Fed Keeps Pedal to Metal
As discussed yesterday, last night we saw the much anticipated March meeting of the US Federal Reserve, the first coinciding with the anniversary of the COVID crisis that saw them unleash unprecedented easy monetary policy and the first since yields in US Treasuries started rising materially. As the Bloomberg headlines says this morning “Powell Holds Dovish Line as Fed Signals Zero Rates Through 2023”, the question on everyone’s lips of whether they would be dovish or hawkish was firmly answered in the dovish, or more easy monetary policy, affirmative.
Whilst no one expected any immediate change to rates or QE, all eyes and assumptions were on the so called Summary of Economic Projections (SEP) or Fed Crystal Ball for clues on when we might expect the easy money game to start to tighten.
In simple terms nothing changed. Zero rates are projected until 2024 and QE to continue despite a markedly increased GDP growth projection of 6.5% in 2021. That may well seem incongruous to you but such is the depth of the hole they are trying to get out of. Remember 6.5% up on a much smaller number is still a small number. Likewise the QE program of $120 billion a month will be maintained until “substantial further progress” on employment and inflation is sustainably achieved.
They see inflation initially increasing beyond 2% this year but back to 2% after that fiscal stimulus blip and the US still has 9.5m fewer people employed than a year ago. And so they are keeping the pedal to the metal.

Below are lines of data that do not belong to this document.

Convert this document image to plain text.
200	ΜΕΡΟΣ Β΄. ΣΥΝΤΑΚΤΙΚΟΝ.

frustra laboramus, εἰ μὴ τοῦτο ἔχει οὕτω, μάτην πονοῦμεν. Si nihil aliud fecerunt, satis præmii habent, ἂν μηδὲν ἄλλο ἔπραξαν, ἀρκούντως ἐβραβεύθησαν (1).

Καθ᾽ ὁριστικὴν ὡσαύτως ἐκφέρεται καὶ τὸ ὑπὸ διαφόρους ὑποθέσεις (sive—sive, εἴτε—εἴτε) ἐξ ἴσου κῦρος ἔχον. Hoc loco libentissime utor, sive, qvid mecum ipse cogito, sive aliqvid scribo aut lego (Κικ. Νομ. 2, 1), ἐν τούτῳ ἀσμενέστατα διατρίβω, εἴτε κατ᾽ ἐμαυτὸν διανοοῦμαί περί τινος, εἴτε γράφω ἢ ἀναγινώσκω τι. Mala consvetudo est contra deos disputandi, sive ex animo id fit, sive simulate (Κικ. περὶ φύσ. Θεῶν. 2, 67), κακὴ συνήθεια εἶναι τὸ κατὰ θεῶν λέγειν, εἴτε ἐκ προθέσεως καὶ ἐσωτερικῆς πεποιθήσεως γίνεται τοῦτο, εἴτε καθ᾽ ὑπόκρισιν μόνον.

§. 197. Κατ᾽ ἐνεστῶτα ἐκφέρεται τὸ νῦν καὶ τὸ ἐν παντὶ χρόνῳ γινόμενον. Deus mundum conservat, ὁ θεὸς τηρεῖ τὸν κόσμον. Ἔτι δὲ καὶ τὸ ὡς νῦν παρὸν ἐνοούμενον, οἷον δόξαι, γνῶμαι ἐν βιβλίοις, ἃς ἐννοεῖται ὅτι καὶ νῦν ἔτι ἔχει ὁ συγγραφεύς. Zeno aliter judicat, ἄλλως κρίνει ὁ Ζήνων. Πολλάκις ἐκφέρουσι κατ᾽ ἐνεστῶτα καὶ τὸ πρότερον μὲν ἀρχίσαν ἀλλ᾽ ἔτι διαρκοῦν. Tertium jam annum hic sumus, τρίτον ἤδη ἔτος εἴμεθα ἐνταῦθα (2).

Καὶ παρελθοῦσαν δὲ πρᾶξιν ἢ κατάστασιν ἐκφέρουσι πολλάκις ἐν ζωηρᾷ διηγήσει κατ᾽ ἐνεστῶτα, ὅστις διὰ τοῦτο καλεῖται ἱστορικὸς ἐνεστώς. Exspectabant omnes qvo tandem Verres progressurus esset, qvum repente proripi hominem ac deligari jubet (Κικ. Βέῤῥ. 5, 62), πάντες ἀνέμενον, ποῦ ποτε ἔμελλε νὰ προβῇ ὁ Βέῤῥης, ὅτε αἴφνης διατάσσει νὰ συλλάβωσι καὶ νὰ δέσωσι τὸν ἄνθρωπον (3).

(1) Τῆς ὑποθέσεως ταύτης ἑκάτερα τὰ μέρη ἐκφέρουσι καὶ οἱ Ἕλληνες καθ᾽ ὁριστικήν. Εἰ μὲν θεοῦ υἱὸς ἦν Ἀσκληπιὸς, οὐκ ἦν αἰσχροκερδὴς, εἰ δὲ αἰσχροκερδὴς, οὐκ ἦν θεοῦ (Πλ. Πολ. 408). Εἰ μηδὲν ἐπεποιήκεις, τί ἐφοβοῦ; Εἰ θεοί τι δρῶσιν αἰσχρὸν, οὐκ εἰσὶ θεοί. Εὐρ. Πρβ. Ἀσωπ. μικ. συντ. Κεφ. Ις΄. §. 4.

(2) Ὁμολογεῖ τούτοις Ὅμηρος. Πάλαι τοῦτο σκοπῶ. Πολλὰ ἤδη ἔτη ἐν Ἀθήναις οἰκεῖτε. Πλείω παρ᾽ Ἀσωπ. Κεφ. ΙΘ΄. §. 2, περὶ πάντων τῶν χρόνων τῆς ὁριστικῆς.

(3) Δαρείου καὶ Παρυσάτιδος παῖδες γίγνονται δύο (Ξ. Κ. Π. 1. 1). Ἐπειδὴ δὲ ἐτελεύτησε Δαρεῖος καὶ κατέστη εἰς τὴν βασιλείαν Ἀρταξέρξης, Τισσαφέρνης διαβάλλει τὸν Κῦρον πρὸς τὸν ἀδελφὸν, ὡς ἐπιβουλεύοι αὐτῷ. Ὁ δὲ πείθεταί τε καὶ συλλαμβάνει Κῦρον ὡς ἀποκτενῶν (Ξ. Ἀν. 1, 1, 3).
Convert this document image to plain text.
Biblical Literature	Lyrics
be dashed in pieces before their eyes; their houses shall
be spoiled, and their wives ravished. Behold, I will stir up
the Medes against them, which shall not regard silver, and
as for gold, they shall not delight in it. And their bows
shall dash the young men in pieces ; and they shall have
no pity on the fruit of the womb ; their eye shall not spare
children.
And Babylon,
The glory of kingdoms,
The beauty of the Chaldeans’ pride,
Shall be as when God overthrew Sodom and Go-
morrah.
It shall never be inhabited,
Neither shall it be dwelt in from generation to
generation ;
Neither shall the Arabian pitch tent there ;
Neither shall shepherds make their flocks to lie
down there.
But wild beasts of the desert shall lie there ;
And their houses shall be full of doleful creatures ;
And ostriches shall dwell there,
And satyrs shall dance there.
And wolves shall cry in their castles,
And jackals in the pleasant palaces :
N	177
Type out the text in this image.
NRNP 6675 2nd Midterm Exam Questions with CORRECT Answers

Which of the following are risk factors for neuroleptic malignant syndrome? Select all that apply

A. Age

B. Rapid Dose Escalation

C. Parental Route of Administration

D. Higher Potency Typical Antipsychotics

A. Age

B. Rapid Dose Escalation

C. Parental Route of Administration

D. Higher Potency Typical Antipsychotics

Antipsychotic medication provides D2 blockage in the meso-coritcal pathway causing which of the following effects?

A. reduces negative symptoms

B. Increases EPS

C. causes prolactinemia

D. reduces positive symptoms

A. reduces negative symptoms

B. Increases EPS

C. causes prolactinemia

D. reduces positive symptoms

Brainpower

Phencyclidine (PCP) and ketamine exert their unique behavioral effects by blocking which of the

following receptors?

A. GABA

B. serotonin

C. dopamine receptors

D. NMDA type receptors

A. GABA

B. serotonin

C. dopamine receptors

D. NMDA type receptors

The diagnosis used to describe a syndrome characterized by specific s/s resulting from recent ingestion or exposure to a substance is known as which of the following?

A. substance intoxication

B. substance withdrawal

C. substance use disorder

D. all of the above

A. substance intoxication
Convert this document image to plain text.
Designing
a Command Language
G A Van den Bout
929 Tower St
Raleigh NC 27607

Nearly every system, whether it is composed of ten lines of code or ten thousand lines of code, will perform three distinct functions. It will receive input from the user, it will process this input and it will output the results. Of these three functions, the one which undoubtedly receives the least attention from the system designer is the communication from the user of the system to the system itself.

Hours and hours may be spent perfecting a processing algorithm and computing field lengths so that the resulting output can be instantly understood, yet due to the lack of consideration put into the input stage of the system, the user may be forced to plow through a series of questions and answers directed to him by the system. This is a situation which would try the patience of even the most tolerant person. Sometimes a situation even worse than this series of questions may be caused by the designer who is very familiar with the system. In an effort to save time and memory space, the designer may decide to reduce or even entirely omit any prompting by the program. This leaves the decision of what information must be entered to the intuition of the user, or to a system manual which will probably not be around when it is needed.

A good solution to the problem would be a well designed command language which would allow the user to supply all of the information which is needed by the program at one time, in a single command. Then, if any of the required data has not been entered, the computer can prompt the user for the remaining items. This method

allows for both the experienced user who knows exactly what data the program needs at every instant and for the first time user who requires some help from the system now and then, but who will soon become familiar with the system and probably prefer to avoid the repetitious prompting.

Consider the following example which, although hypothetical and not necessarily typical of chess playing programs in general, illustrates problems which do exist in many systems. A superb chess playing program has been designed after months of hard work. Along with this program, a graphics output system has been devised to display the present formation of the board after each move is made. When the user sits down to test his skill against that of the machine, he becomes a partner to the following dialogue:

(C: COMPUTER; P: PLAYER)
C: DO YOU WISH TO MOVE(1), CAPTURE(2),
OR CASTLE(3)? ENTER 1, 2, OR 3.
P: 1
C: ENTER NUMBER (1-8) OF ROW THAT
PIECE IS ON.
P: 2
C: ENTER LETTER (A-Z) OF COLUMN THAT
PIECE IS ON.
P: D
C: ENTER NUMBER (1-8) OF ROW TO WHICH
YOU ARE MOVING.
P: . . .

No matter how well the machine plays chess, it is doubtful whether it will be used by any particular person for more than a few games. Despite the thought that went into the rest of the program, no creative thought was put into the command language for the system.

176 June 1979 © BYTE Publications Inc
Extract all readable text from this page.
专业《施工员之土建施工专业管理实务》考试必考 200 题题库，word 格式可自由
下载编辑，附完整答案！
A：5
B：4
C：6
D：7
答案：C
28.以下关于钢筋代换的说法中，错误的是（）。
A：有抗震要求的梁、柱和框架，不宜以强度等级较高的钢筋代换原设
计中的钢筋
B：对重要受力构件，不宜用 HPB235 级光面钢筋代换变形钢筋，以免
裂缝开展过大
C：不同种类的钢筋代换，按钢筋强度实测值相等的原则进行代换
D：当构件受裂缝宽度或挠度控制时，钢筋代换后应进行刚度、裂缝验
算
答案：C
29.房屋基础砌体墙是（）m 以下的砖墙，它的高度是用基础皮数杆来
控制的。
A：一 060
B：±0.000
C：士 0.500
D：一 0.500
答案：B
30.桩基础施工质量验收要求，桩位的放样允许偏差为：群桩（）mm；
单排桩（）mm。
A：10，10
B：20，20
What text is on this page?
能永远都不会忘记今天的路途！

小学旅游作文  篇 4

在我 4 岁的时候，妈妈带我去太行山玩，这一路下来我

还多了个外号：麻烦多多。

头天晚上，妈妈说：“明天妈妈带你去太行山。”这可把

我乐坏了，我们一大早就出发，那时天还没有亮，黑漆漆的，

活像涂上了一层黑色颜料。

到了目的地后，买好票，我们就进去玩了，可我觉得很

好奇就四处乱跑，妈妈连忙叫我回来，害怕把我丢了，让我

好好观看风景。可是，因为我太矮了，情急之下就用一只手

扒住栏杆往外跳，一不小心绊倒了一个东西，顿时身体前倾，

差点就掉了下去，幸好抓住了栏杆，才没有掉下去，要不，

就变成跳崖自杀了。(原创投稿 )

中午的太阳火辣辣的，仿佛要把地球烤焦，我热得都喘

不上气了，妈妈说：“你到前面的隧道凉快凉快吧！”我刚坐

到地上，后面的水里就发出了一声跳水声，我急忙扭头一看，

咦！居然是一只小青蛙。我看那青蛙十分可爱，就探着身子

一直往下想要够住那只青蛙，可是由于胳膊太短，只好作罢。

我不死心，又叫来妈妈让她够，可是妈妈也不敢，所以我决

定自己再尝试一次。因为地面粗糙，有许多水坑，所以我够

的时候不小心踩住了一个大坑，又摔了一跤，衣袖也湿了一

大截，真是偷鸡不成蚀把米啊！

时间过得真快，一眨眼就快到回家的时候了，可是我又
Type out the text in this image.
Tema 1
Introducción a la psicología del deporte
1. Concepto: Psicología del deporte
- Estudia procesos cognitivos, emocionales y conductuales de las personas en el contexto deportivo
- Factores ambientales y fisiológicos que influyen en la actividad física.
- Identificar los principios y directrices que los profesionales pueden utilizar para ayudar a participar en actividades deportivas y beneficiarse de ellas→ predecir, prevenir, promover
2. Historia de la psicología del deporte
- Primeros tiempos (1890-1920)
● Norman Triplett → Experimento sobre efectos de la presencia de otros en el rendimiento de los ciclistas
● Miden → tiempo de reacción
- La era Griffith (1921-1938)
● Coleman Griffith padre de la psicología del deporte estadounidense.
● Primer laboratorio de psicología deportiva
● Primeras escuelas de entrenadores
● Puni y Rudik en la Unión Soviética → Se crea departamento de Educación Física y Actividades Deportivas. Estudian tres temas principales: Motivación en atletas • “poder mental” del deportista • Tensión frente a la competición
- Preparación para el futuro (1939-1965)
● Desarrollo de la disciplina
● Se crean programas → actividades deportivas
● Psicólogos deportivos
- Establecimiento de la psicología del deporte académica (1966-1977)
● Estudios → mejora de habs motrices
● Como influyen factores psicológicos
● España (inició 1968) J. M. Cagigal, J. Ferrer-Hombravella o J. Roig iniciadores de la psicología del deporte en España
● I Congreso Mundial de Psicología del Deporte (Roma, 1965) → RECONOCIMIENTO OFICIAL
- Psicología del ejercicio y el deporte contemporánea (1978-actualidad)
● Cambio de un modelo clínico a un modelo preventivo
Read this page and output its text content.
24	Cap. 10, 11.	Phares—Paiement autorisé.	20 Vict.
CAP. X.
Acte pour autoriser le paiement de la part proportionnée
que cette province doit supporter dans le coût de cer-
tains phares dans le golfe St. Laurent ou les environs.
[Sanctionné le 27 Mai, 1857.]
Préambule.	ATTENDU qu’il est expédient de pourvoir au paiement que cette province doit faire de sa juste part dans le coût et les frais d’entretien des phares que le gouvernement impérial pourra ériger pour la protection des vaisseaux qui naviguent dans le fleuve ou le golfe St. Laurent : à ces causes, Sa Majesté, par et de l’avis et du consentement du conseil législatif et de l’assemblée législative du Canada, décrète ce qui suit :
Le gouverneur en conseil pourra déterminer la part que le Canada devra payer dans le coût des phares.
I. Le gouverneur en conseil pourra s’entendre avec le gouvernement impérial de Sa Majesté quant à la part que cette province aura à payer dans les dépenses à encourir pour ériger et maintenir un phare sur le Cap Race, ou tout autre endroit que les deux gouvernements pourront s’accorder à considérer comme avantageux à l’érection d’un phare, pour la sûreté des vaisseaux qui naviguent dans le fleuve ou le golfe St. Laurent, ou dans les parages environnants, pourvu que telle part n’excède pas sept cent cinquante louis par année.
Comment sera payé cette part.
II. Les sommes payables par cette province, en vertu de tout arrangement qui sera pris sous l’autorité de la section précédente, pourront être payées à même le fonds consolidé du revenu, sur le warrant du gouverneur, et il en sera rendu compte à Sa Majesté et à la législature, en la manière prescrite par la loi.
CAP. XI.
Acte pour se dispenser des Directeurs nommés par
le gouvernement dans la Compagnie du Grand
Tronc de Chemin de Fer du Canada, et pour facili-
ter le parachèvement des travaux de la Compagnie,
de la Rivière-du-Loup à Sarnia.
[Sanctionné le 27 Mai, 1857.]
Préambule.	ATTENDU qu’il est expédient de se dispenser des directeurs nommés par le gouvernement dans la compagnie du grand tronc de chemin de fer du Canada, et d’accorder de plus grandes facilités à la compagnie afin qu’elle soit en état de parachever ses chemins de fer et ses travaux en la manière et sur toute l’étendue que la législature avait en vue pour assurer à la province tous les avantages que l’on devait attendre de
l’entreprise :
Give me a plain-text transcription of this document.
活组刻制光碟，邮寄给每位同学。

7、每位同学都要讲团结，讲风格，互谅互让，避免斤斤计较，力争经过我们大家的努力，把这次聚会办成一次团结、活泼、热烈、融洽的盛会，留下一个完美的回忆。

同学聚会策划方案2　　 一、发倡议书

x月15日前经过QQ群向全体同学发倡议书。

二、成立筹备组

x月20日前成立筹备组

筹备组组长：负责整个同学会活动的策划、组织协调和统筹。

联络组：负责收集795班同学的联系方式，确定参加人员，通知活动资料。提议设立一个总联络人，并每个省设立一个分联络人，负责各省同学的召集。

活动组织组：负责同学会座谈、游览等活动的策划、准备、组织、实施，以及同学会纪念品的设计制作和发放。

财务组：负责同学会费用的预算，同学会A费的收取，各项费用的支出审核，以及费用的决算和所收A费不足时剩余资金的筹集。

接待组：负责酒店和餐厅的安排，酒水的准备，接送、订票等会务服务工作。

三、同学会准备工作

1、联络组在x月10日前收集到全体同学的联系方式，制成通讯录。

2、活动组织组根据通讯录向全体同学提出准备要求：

Many in the market were wanting to hear what would happen to the so called Supplementary Liquidity Ratio (SLR) which measures in percentage terms a bank’s ability to take losses on its assets. When COVID hit, the Fed granted relaxations to the big banks to allow for, you guessed it, more loans and debt. That holiday is set to end at the end of this month and if it did it would see the banks having to offload a massive amount of US Treasuries which would then drive yields back up after the Fed jawboned them back down last night. Powell wouldn’t answer the question last night but said “we'll have something to announce on SLR in coming days”. The market predictably took that as ‘we will extend it’ and off it went.
For investors this of course all means the bubble gets bigger and the size of the inevitable bursting along with it. Below is a longer and quite good summary of last night from Goldman Sachs who also had to admit they were one of many who got it wrong in calling for a hawkish meeting and a rate rise in 2023.
“1. The FOMC left the funds rate target range unchanged at 0–0.25% and left the policy outlook characterization and asset purchase policy unchanged. The statement’s characterization of the current economic situation continued to emphasize the effect of COVID-19 on economic activity and was updated to acknowledge that the pace of the recovery has “turned up recently” after previously moderating. The Committee also removed the language on oil prices “holding down”inflation and now more plainly states that “inflation continues to run below 2%.” In the implementation note, the FOMC increased the counterparty limit on overnight reverse repurchase agreements from $30bn to $80bn.
2. The median projected path for the policy rate in the Summary of Economic Projections (SEP) continued to show no change over the forecast horizon, against our expectations for one hike in the SEP. However, FOMC participants expressed divergent views, as six of the seven participants that expected at least one hike by the end of 2023 projected multiple hikes (vs. five previously with one or more hike;we had expected eleven at this meeting). Additionally, four participants showed a hike at the end of 2022 (vs. one previously; we had expected two at this meeting). The median longer run projection for the fed funds rate was unchanged at 2.5%, as expected.
3.Likely reflecting the American Rescue Plan Act and improvement in the public health situation, the GDP projections in the SEP were increased substantially, with the median growth projection for 2021 raised 2.3pp to 6.5% (median growth projections for 2022 and 2023 were little changed: +0.1pp and -0.2pp, respectively).But while the 2021 core inflation median increased sharply (+0.4pp to 2.2%), the median participant did not project much overheating in the medium-term: the 2023unemployment rate median fell only 0.2pp (to 3.5%), the longer-run unemployment rate median was surprisingly revised down (-0.1pp to 4.0%), the 2023 core inflation median rose 0.1pp to 2.1%, and only one participant projected core inflation rising above 2.2% over the forecast horizon.”